4. Conclusions and future work
  • A POAD method is proposed to detect outliers for hourly surface concentration observations of six pollutants (PM2.5, PM10, SO2, NO2, CO and O3) from the 1436 stations of the CNEMN during 2014-16. This outlier detection method takes advantage of the known characteristics of outliers [temporal and spatial inconsistency (ST-outliers), instrument-induced low variances (LV-outliers), periodic calibration exceptions (P-outliers), and less PM10 than PM2.5 in concentration observations (LP-outliers)] by computing the probability of residuals between the observations and the estimations that discriminate these known characteristics of outliers. The outlier detection process is fully automatic; hence, it will help in avoiding the cumbersome manual inspection of outliers when seeking to achieve reliable air quality data in the CNEMN network.

    The outliers detected account for 0.65% to 5.68% of the observations for the six pollutants. PM10 observations have the most outliers, among which LP-outliers contribute the most (see section 2.7 for why the PM2.5 data are more reliable than the PM10 data). The proportions of outliers in the six pollutants all decrease from 2014 to 2016, which suggests an improvement in the data quality of the CNEMN network. The impact of outliers is estimated by the difference in annual mean concentrations of PM2.5 between the raw data and the data after outlier detection. The differences are less than 1 μg m-3 at most sites, but there are 66 sites whose differences are greater than 10 μg m-3. This suggests that outlier detection is essential before using the monitoring datasets, even for evaluation of the annual mean concentrations.

    The outlier detection method was developed with the help of the CNEMC, which is also the institute responsible for releasing the real-time air quality data. The method has been used in the assimilation system of the CNEMC, and is going to be integrated into the data management system. Hopefully, outliers in the real-time air quality data will be removed by our method in the near future.
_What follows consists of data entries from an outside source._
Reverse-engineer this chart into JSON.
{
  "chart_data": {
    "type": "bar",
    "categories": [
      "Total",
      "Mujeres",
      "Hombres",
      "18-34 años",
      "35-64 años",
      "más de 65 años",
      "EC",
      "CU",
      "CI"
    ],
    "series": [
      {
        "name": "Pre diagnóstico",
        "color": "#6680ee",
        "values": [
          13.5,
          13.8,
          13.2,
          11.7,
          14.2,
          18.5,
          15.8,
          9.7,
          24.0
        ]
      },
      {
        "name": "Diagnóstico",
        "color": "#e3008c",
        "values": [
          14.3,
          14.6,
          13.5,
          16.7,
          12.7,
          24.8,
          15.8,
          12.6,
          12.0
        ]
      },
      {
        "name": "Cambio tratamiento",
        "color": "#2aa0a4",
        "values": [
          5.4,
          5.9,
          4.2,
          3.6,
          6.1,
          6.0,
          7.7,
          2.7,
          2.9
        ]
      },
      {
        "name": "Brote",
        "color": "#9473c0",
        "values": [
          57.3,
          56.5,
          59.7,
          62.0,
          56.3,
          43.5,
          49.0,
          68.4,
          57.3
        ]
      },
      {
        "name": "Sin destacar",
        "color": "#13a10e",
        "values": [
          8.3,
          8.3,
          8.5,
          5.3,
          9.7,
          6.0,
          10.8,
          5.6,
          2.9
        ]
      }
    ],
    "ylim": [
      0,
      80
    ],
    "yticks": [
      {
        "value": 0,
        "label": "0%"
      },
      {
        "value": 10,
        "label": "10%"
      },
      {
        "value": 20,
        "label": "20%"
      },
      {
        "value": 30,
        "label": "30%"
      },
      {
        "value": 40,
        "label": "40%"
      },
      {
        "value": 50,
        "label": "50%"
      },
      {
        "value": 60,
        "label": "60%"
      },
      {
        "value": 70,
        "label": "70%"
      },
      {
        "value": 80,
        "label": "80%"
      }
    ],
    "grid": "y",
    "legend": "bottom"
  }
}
    Although the application of the PAOD method has brought some positive and interesting results, improvements can still be made for better performance in further in-depth studies. First, the outlier detection method is performed separately for each species; however, these different pollutants are closely linked to one another by atmospheric chemistry. Further developments of the outlier detection method could take into consideration information from multiple pollutants at the same time to account for chemical transformations. Second, the method does not take into account the specific locations of the stations in the urban environment. Stations in the proximity of heavy traffic highways will have much stronger variations in observations than those in urban green spaces. Developing different parameters sets for different types of stations might improve the performance. Third, the outlier detection method assumes that outliers account for a small proportion of the raw data. However, at some stations, most of the raw data on a weekly basis can be bad data, providing little or no information on reals concentrations. Examination of the distributions within the raw data might help in such cases. Finally, this method uses the normal distribution to compute the probability of residuals. However, when more information is available, new distribution types should be tested to better adapt to the CNEMN dataset.